La microfinance ne cesse de jouer un rôle primordial dans le financement des plus petits acteurs de l’économie tunisienne. Les chiffres de 2019 en attestent. Pour les IMF-SA (au nombre de 7 avec une part de marché de 79,5%), l’encours de crédits s’est élevé à 1,038 milliard de dinars grâce à plus de 422 mille clients actifs. La taille du microcrédit moyen accordé aux activités génératrices de revenus est de 3 328 TND, ce qui montre la petite taille et la vulnérabilité des emprunteurs.
Mais les IMF-SA attirent aussi les clients des autres établissements de crédits. Ainsi, 20,9% de leurs clients actifs le sont auprès des banques et des compagnies de leasing et détiennent 28,5% de l’encours de prêts (295,5 millions de dinars), soit 5% de plus par rapport à 2018. Cela montre que les restrictions d’octroi de crédits imposées par la BCT ont poussé les entreprises à partir à la recherche d’autres sources de financement. L’encours de cette catégorie de clientèle est égal à 4,7x la valeur de celui auprès des IMF. De leur côté, ces dernières ont trouvé une clientèle solvable et de bonne qualité, avec un taux de défaut limité à 1,53%.
Les clients soulagés
L’impact de la crise de la COVID-19 sur cette industrie est très important puisqu’il s’agit de petits opérateurs dont les activités sont directement touchées par les mesures de confinement et de distanciation sociale.
L’Autorité de Contrôle de la Microfinance (AMC) a pris des décisions qui n’ont pas été sous les projecteurs des médias autant que celles de la BCT. Elle a invité les IMF à reporter d’une période comprise entre trois et six mois, le remboursement des échéances des microfinancements de leurs clients, dont les délais de remboursement sont initialement prévus entre les 01/03 et 31/08/2020.

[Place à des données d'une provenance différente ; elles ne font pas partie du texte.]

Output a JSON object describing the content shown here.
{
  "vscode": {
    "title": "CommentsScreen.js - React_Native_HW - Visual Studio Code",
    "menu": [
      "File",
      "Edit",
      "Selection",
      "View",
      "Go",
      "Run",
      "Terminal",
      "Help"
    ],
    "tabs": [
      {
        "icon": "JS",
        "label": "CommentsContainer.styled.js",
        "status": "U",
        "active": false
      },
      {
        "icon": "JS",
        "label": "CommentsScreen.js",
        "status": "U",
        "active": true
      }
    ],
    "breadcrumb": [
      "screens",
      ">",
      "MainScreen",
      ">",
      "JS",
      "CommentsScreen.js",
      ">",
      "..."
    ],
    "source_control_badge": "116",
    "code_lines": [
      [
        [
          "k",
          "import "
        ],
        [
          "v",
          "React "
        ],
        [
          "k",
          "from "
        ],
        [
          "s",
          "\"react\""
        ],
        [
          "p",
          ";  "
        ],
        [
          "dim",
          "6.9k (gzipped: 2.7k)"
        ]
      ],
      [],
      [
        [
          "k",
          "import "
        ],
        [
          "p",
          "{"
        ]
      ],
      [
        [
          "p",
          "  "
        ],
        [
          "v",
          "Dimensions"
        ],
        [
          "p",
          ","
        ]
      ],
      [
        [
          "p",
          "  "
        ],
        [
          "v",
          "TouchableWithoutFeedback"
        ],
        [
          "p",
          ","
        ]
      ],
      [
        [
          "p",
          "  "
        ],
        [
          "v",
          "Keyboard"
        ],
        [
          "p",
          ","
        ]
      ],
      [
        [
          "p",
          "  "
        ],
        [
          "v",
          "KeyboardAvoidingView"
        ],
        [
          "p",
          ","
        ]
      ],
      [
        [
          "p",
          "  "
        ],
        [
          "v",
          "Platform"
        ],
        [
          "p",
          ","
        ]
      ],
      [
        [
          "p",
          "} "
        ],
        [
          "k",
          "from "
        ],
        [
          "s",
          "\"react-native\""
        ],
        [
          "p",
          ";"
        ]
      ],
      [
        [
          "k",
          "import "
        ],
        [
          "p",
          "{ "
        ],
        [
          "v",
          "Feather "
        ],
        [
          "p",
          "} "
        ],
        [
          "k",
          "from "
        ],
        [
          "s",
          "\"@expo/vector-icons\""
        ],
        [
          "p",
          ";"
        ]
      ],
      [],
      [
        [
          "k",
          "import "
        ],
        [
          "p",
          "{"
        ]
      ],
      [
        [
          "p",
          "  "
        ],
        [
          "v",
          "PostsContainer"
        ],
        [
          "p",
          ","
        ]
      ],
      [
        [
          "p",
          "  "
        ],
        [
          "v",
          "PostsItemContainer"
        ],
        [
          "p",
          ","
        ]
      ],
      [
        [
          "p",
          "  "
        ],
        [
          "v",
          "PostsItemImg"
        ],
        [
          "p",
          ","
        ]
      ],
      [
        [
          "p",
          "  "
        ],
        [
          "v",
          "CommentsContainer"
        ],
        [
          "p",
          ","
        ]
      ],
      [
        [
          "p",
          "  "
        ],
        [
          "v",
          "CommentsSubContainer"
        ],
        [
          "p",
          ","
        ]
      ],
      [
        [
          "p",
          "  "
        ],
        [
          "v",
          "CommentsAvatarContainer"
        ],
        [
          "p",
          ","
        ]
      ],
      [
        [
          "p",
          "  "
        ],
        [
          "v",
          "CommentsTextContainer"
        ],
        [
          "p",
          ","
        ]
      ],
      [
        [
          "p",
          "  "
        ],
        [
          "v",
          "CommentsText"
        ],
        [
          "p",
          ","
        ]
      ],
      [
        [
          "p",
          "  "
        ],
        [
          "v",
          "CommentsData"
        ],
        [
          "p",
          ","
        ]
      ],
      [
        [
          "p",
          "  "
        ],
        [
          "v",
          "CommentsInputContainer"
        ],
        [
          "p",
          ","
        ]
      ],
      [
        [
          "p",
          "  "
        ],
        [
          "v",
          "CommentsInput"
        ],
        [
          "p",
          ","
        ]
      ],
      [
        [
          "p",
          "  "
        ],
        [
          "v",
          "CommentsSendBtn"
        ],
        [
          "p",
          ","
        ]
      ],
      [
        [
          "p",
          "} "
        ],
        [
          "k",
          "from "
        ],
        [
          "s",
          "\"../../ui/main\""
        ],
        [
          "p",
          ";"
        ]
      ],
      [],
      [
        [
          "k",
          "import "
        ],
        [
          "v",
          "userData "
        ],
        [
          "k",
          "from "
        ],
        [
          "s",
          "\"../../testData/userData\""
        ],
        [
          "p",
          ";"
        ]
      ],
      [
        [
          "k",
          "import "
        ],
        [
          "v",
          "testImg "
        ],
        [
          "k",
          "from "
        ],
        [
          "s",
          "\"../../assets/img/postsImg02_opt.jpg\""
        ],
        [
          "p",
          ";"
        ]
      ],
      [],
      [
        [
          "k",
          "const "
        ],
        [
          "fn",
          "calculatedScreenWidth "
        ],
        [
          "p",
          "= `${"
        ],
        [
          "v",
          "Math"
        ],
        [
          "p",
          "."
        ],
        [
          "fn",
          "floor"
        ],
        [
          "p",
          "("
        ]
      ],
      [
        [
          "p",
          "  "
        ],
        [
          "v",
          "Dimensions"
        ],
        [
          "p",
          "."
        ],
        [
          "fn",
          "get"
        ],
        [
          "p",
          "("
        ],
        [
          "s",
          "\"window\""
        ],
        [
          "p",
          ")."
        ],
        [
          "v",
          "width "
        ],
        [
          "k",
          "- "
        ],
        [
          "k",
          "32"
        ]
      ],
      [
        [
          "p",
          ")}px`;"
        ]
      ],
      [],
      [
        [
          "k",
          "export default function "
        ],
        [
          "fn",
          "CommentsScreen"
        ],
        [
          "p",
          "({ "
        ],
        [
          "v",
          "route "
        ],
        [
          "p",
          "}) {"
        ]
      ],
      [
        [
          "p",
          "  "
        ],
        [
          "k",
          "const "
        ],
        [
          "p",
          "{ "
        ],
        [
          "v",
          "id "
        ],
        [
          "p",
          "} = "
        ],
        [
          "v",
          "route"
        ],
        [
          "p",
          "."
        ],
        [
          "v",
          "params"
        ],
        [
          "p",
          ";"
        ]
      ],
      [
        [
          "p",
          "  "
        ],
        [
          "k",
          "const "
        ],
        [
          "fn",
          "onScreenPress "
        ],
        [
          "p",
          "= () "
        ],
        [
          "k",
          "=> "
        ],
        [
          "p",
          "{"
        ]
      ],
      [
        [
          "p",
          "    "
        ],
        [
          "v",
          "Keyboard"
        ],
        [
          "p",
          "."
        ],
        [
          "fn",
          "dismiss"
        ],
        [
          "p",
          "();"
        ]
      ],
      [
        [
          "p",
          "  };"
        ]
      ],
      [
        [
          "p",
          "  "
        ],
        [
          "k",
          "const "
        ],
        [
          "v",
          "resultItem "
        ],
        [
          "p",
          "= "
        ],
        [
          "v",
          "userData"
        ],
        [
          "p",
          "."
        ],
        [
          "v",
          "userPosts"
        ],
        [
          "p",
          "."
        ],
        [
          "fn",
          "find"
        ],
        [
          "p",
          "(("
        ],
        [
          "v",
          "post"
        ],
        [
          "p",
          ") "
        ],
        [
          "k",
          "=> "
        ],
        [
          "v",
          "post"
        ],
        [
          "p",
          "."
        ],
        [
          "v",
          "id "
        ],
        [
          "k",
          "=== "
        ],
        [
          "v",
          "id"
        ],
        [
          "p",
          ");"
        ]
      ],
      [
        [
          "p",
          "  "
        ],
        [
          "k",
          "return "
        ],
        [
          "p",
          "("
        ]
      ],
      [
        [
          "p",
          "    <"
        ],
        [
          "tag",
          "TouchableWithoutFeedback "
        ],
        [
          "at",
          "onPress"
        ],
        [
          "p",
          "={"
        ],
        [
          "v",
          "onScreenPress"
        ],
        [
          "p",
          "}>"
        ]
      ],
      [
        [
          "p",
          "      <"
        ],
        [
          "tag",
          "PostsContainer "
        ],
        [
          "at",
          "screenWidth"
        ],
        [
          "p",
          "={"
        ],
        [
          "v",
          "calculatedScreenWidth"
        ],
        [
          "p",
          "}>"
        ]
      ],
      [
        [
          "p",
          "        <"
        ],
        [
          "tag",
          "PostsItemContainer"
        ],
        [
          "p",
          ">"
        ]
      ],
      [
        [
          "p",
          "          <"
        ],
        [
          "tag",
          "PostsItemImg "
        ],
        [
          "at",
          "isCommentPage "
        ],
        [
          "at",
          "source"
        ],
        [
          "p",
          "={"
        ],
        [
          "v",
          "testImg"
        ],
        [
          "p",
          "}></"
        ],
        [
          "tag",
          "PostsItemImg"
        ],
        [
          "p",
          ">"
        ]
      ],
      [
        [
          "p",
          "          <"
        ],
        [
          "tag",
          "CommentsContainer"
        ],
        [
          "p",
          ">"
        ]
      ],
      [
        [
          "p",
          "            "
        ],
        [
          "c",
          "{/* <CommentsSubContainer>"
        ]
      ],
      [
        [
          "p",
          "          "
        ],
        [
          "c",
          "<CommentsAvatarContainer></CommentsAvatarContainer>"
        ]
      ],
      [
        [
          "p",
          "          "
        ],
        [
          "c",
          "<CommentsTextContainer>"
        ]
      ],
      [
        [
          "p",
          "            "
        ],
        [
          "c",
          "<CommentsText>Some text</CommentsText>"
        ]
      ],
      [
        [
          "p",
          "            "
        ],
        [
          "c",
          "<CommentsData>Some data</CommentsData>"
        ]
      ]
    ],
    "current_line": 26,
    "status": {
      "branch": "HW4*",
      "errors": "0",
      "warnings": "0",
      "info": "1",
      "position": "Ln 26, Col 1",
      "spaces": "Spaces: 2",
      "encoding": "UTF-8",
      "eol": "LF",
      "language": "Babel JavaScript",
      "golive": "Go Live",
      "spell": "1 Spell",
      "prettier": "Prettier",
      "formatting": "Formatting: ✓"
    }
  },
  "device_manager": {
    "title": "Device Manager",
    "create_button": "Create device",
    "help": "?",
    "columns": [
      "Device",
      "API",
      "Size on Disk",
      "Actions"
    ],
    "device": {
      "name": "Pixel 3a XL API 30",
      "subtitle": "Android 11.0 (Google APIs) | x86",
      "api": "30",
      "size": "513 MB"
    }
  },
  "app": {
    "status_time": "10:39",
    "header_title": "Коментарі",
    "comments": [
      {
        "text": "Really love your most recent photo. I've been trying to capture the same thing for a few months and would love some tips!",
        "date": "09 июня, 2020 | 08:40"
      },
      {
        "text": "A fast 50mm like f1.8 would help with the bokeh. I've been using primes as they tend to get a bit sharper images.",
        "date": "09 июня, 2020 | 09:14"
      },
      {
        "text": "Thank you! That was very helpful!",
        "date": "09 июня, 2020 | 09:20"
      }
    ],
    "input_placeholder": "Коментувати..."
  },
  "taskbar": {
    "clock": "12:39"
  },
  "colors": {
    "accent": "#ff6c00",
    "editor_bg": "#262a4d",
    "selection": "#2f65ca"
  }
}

En revanche, l’application des conditions de retrait de l’accord de l’AMC donné auparavant à une IMF pour octroyer des microfinancements d’un montant pouvant aller jusqu’à 40 000 dinars sur 7 ans, a été provisoirement suspendue jusqu’au 31 décembre 2020.
Cela devrait permettre aux clients de reprendre tranquillement l’activité. Il s’agit généralement d’artisans et des business de proximité qui devraient répartir avec la levée totale des restrictions liées à la crise sanitaire.
Un stress test pour le modèle économique des IMF
Tout cela est bon. Néanmoins, la question la plus importante concerne la solidité à moyen et long termes des IMF. Pour cette année, les bilans sont préservés. La classe de risque d’un client telle que consignée à la veille du report de ses échéances de remboursement, sera exceptionnellement maintenue la même jusqu’à la fin de la période de franchise. Par conséquent, aucune dotation aux provisions supplémentaire ne sera requise.
Est-ce que ces clients vont pouvoir continuer à honorer à leurs engagements ? Il ne faut pas oublier que tout le modèle économique des IMF est basé sur un taux de remboursement élevé. S’il s’aligne avec celui des banques par exemple, c’est la catastrophe. Cela explique d’ailleurs les récentes levées de fonds par certains opérateurs qui ont préféré galvaniser leurs trésoreries pour éviter toute mauvaise surprise. Celles qui ont des actionnaires étrangers vont pouvoir bénéficier de plus d’argents de leur tour de table grâce à la récente décision de la BCT. C’est un secteur qui requiert donc un peu de vigilance car il ne faut surtout pas qu’il dérive.